Pani Kasiu, nie wszyscy rodzice wychowują swoje dzieci z myślą, że one odejdą. Niektórzy rodzice wychowują swoje dzieci zakładając z góry, że ono, to dorosłe dziecko, będzie mieszkało hmm tuż obok, a najlepiej nadal z matką i ojcem. Realne przypadki.
@@zofia555 dziecko, to nie polisa ubezpieczeniowa. Ma prawo do własnego życia, rodzicom można pomóc niekoniecznie mieszkając z nimi. Każdy ma prawo do prywatności i własnej przestrzeni.
Kocham moich rodziców bardzo,ale są strasznie krytyczni... wszystko mierzą tylko swoją miarą. Moja mama uwielbia jak wszystko jest tak jak ona chce, ja w domu nie mogę zrobić NIC bo odrazu pojawiają się pytania a co robisz,a czemu a po co Ci to? A przestań grzebać i oczywiście zostaw!!! Ja to zrobię bo Ty nie umiesz 😛 Komentarz mojego taty na wieść o moim narzeczeństwie: Ale mało tego zlotka Ci dał... I tyle 😂 Czasem są komiczni,a czasem ciężko to znieść. Są ludźmi starej daty,teraz angażują się w organizację naszego wesela to jest dopiero bomba 🙈💥
Pytanie czy to ich wesele czy wasze? Ja nie pozwolilam by w organizacje MOJEGO wesela angazowal sie ktokolwiek oprocz mnie i mojego narzeczonego. Co najwyzej moglam oddelegowac pewne zadania, ale to MY decydowalismy i kropka
"Zabijam" ojca już ponad 2 lata ba facet nie taki. Ale każdy był i byłby nie taki. Idę swoją drogą zawsze znajdę ludzi którzy mi pomogą :) kocham i jestem kochana to jest najważniejsze :)

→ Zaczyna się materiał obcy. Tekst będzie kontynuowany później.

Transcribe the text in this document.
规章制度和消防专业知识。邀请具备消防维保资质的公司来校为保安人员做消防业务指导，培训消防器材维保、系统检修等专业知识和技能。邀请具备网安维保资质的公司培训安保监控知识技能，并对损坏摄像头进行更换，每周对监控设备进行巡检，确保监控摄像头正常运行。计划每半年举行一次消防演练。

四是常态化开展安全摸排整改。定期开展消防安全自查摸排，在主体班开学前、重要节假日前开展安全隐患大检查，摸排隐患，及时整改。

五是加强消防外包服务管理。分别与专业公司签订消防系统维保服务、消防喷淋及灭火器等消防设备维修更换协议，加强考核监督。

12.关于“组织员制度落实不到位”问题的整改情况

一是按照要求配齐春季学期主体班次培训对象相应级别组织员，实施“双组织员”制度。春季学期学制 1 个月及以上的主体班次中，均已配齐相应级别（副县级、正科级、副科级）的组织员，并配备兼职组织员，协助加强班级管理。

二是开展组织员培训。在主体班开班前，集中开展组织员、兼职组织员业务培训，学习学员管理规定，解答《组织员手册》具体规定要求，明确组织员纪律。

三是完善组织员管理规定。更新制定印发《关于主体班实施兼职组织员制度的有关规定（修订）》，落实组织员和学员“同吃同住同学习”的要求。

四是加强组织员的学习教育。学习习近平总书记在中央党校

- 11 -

Następny bardzo dobry materiał:) Ze swojej strony zaproponowałabym filmik o tematyce: "Dzieci DDA"Mysle ,że wiele osób to zainteresuje.W typowy dla pani sposób można przedstawić ten trudmy myślę temat.

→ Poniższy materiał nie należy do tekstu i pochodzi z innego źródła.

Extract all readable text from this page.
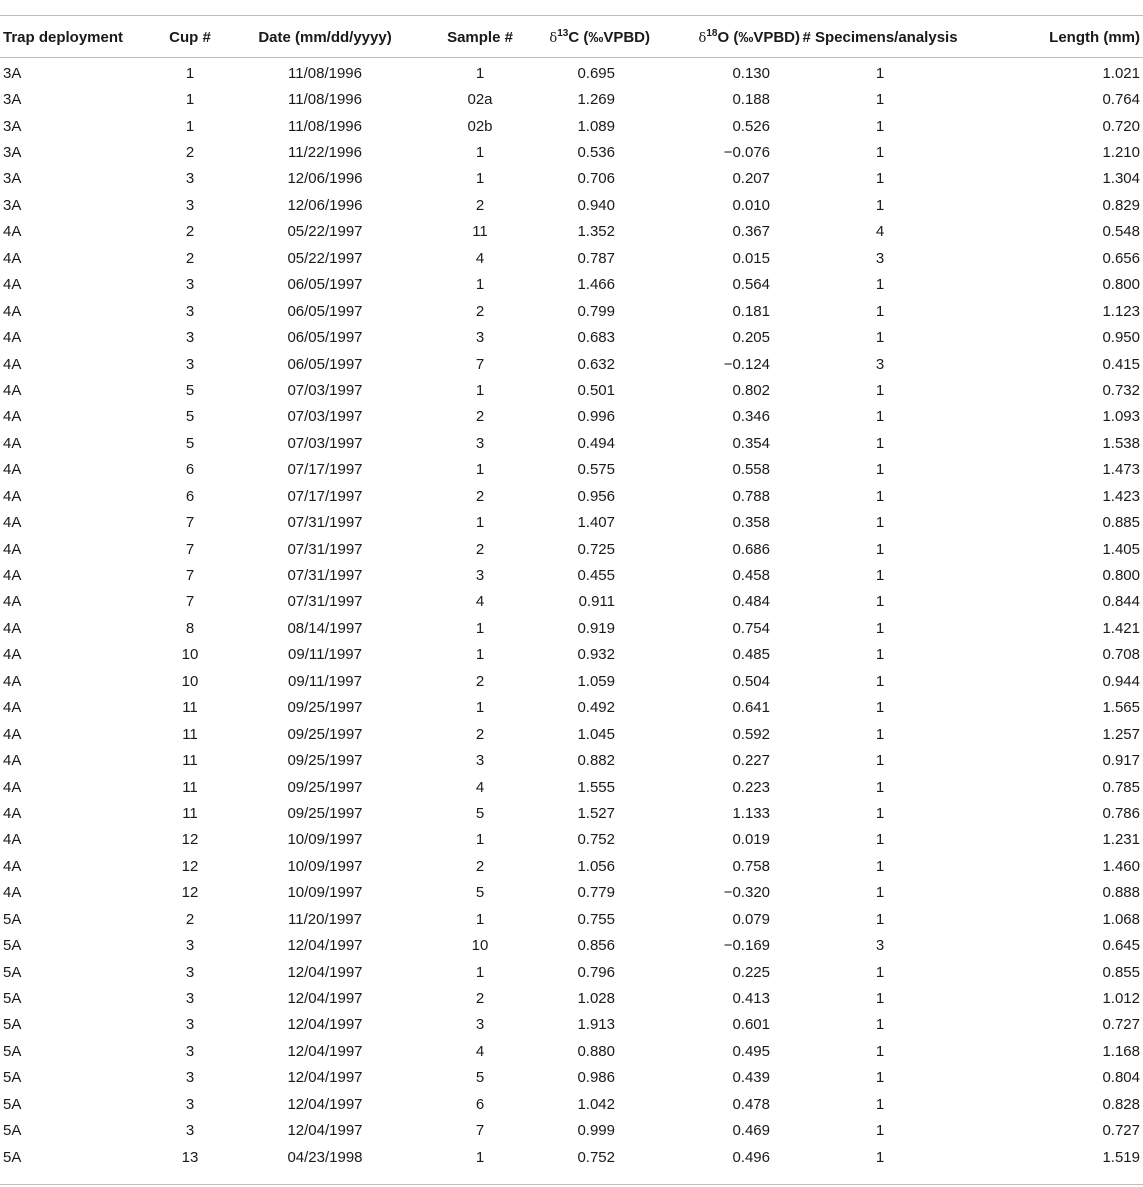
Trap deployment	Cup #	Date (mm/dd/yyyy)	Sample #	$\delta^{13}C$ (‰VPBD)	$\delta^{18}O$ (‰VPBD)	# Specimens/analysis	Length (mm)
3A	1	11/08/1996	1	0.695	0.130	1	1.021
3A	1	11/08/1996	02a	1.269	0.188	1	0.764
3A	1	11/08/1996	02b	1.089	0.526	1	0.720
3A	2	11/22/1996	1	0.536	−0.076	1	1.210
3A	3	12/06/1996	1	0.706	0.207	1	1.304
3A	3	12/06/1996	2	0.940	0.010	1	0.829
4A	2	05/22/1997	11	1.352	0.367	4	0.548
4A	2	05/22/1997	4	0.787	0.015	3	0.656
4A	3	06/05/1997	1	1.466	0.564	1	0.800
4A	3	06/05/1997	2	0.799	0.181	1	1.123
4A	3	06/05/1997	3	0.683	0.205	1	0.950
4A	3	06/05/1997	7	0.632	−0.124	3	0.415
4A	5	07/03/1997	1	0.501	0.802	1	0.732
4A	5	07/03/1997	2	0.996	0.346	1	1.093
4A	5	07/03/1997	3	0.494	0.354	1	1.538
4A	6	07/17/1997	1	0.575	0.558	1	1.473
4A	6	07/17/1997	2	0.956	0.788	1	1.423
4A	7	07/31/1997	1	1.407	0.358	1	0.885
4A	7	07/31/1997	2	0.725	0.686	1	1.405
4A	7	07/31/1997	3	0.455	0.458	1	0.800
4A	7	07/31/1997	4	0.911	0.484	1	0.844
4A	8	08/14/1997	1	0.919	0.754	1	1.421
4A	10	09/11/1997	1	0.932	0.485	1	0.708
4A	10	09/11/1997	2	1.059	0.504	1	0.944
4A	11	09/25/1997	1	0.492	0.641	1	1.565
4A	11	09/25/1997	2	1.045	0.592	1	1.257
4A	11	09/25/1997	3	0.882	0.227	1	0.917
4A	11	09/25/1997	4	1.555	0.223	1	0.785
4A	11	09/25/1997	5	1.527	1.133	1	0.786
4A	12	10/09/1997	1	0.752	0.019	1	1.231
4A	12	10/09/1997	2	1.056	0.758	1	1.460
4A	12	10/09/1997	5	0.779	−0.320	1	0.888
5A	2	11/20/1997	1	0.755	0.079	1	1.068
5A	3	12/04/1997	10	0.856	−0.169	3	0.645
5A	3	12/04/1997	1	0.796	0.225	1	0.855
5A	3	12/04/1997	2	1.028	0.413	1	1.012
5A	3	12/04/1997	3	1.913	0.601	1	0.727
5A	3	12/04/1997	4	0.880	0.495	1	1.168
5A	3	12/04/1997	5	0.986	0.439	1	0.804
5A	3	12/04/1997	6	1.042	0.478	1	0.828
5A	3	12/04/1997	7	0.999	0.469	1	0.727
5A	13	04/23/1998	1	0.752	0.496	1	1.519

Jak zwykle dużo racji. Fajnie ze Pani mówi o obu stronach bo nie zawsze rodzice są dobrzy a dzieci zle i odwrotnie. Moja mama akurat miała rację co do mojego byłego ale i z perspektywy rodzica teraz wcale jej się nie dziwię choć i tak finalnie pozwoliła mi nawet na malzeństwo z nim ale wszystko się rozpadło z hukiem. Cierpiałam ale wtedy ona była przy mnie. A za pół roku spotkałam mojego męża :) strasznie mnie ucieszyło ze Pani powiedziała o tym wieku wiązania się z kimś i o tym ze nie ma idealnych rodziców rodzin itd. 100% prawdy. Nie ma idealnych rodziców matek ojców dzieci i jak słyszę o idealnie rodzinie to od razu włącza mi się lampka ze tam może być drugie dno. Ja mam 3 córki wiec synowej mieć nie będę najwyżej corkowa ;) żart :D ale mam nadzieje ze będę miała przynajmniej poprawne relacje z zięciami a przede wszystkim z corkami dobre :)co do wieku wychodzenia za mąż u mnie babcia jak na tamte czasy wyszła późno bo 29 i 30 urodziła mamę. Mija mama 19 i 20 ku przerażeniu babci. Ja 22 i 24 i mama była jak najbardziej za. I efekt był taki ze moja mama była bardzo nie szczęśliwa w małżeństwie a ja mam udane małżeństwo :) pozdrawiam Pani Kasiu
PS taka anegdotka z naszego życia. Latem nasze córki bawią się rano my z mężem pijemy kawę byłam końcówka ciąży i starsza mówi nagle "mama ja Cię nigdy nie opuszczę!" na to młodsza "ja też!!!będziemy mieszkać z Wami do końca życia" powiedziala uradowana. My z mężem po sobie ze wzrokiem "jasne teraz tak mówicie ;)" i "chyba sobie żartujecie???" W inny dzień podobna sytuacja tylko jedna do drugiej "wiesz to jest nasz dom i możemy w nim robić co tylko chcemy :)" na co ja "o nie nie...to jest nasz dom (tu wskazując na siebie i meza) i możecie robić to na co my Wam pozwolimy" powiedziałam to niby poważnie ale z takim przekasem i puszcze niem oczka do męża. Mąż się już zanosi ze śmiechu córki oczy kota ze shreka i pytam "czy nadal chcecie mieszkać z nami do końca życia i nigdy nas nie opuścić? ;)" młodsza stwierdzila ze kupi sobie mieszkanie 2 bloki obok jednak ;) pewnie każdy rodzic wie kiedy dziecko się rodzi ze kiedyś musi odfrunac. Ciesze się każda chwila póki są małe. Ale zapewne każdemu rodzicowi jest trudno kiedy ten fakt następuje. Co innego wiedzieć a co innego się znaleźć naprawdę w tej sytuacji. Ale takie życie :)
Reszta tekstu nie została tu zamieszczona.